Mom and me, October 31st, 2019 |
At 93, the Alzheimer's is claiming more and more of her capacity to be present. Sometimes I'll be sitting with my mother at the dining table helping her to eat her meal and will ask her a simple question. We'll be looking right at each other and... nothing, no answer. While this doesn't happen all the time, it is happening more frequently.
I've also been witnessing her growing exhaustion. Where just last year we were going outside to enjoy the garden area through so much of the year, it is now rare that my mother will have the energy to take even a brief walk outside. Then, just just over a week ago, the scariest and saddest time occurred when I arrived to take Mom to the dining room for lunch. Her caregiver gave me a heads up that she hadn't really eaten breakfast because it had been so hard to wake her up. I've always been able to feed my mom okay and eating in the dining room rather than being fed in her room, as normally happens now when I'm not there, seems like one more way to get my mother out and more stimulated. So we headed down to eat with others. And my heart was breaking. I sat there wanting to cry as I did everything I could to wake my mother up and feed her. She was totally unaware of being around others and kept drifting off as I massaged her arm, kissed her forehead and her cheek, gently moved her body, and asked her to open her mouth for another bite. For the first time, I was barely able to feed my mom, and taking her to the dining room felt not helpful at all...
And I never know. Is this it? Is this when she won't rebound back? Will she be able to appreciate being with me and around others in the dining room when I come next time? Or is this when she's going to regularly stop eating without persistent prompts and encouragement? Will she continue to spiral? Will she die tonight? Or will tomorrow be different — a return to increased engagement and her capacity to do the most basic requirements for living, such as eating? I simply never know what I will walk into each time I arrive at Glenwood Place. And I never know when the phone call will come that my mom is dying or has passed.

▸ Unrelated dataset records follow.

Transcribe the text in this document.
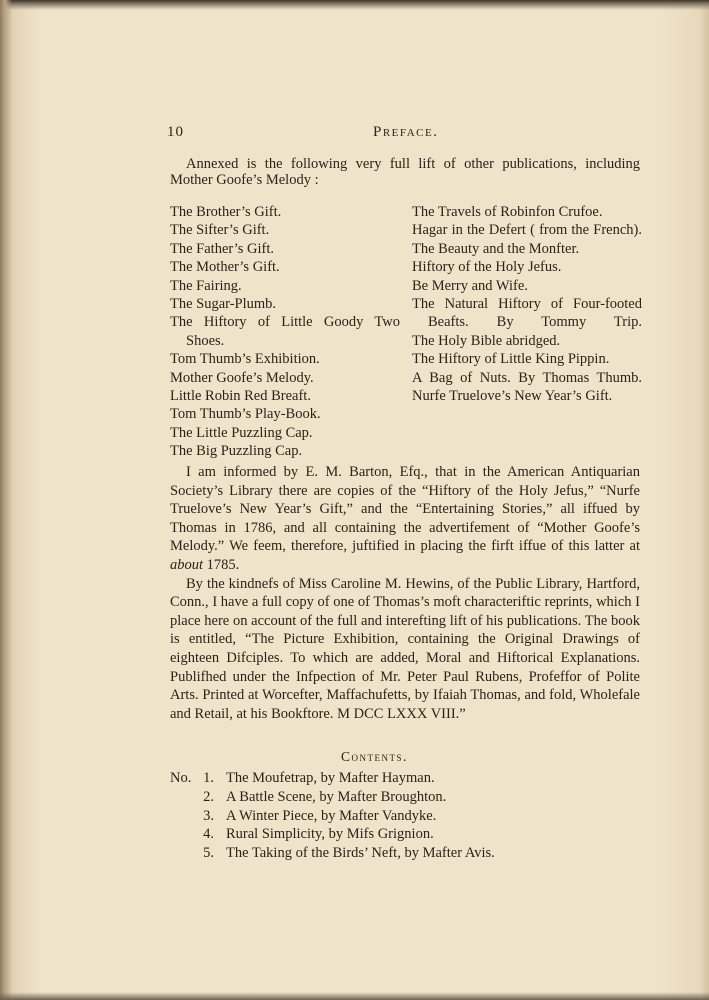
10	Preface.
Annexed is the following very full lift of other publications, including
Mother Goofe’s Melody :

The Brother’s Gift.

The Sifter’s Gift.

The Father’s Gift.

The Mother’s Gift.

The Fairing.

The Sugar-Plumb.

The Hiftory of Little Goody Two Shoes.

Tom Thumb’s Exhibition.

Mother Goofe’s Melody.

Little Robin Red Breaft.

Tom Thumb’s Play-Book.

The Little Puzzling Cap.

The Big Puzzling Cap.

The Travels of Robinfon Crufoe.

Hagar in the Defert ( from the French).

The Beauty and the Monfter.

Hiftory of the Holy Jefus.

Be Merry and Wife.

The Natural Hiftory of Four-footed Beafts. By Tommy Trip.

The Holy Bible abridged.

The Hiftory of Little King Pippin.

A Bag of Nuts. By Thomas Thumb.

Nurfe Truelove’s New Year’s Gift.

I am informed by E. M. Barton, Efq., that in the American Antiquarian Society’s Library there are copies of the “Hiftory of the Holy Jefus,” “Nurfe Truelove’s New Year’s Gift,” and the “Entertaining Stories,” all iffued by Thomas in 1786, and all containing the advertifement of “Mother Goofe’s Melody.” We feem, therefore, juftified in placing the firft iffue of this latter at about 1785.

By the kindnefs of Miss Caroline M. Hewins, of the Public Library, Hartford, Conn., I have a full copy of one of Thomas’s moft characteriftic reprints, which I place here on account of the full and interefting lift of his publications. The book is entitled, “The Picture Exhibition, containing the Original Drawings of eighteen Difciples. To which are added, Moral and Hiftorical Explanations. Publifhed under the Infpection of Mr. Peter Paul Rubens, Profeffor of Polite Arts. Printed at Worcefter, Maffachufetts, by Ifaiah Thomas, and fold, Wholefale and Retail, at his Bookftore. M DCC LXXX VIII.”

Contents.
No. 1. The Moufetrap, by Mafter Hayman.
2. A Battle Scene, by Mafter Broughton.
3. A Winter Piece, by Mafter Vandyke.
4. Rural Simplicity, by Mifs Grignion.
5. The Taking of the Birds’ Neft, by Mafter Avis.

Meanwhile, I'm grateful for each day. I'm grateful for the touch of my mom and what it's like to gaze into each other's eyes. I'm grateful for kisses and smiles and hugs and holding hands. I'm grateful that my mother has rebounded and has lucid moments in which she is deeply present. I'm grateful that she has broken out of the debilitating prison of her mental illness for over six years now. I'm grateful for the miracle of every loving moment that we have shared since her first move here in May of 2013. I'm also grateful for the hospice referral and the added support for my mom and me and our family. And I'm grateful that I am able to experience both gratitude and grief. All such profound gifts.
*****
Every time that I am moved to write, I am aware that ripples are created and that any story that I may tell is much larger than me. As I am mindful of my experience of growing grief around the losses related to my mother, the losses related to this beautiful hurting world that we share, and more, I am moved to share these excerpts from the newest book that I am reading, The Wild Edge of Sorrow by Francis Weller. This little book has been an additional soothing balm for my heart and soul. The gifts of Grace which I have discovered here resonate deeply with my own personal journey from a once wounded and walled up young woman who could not grieve to the awakening, loving, compassionate, and evolving human being I am blessed with being today. This apprenticeship with sorrow has taught me both how to grieve and the consciousness of the great gifts that are held in opening to and embracing the full range of our individual and collective human experiences.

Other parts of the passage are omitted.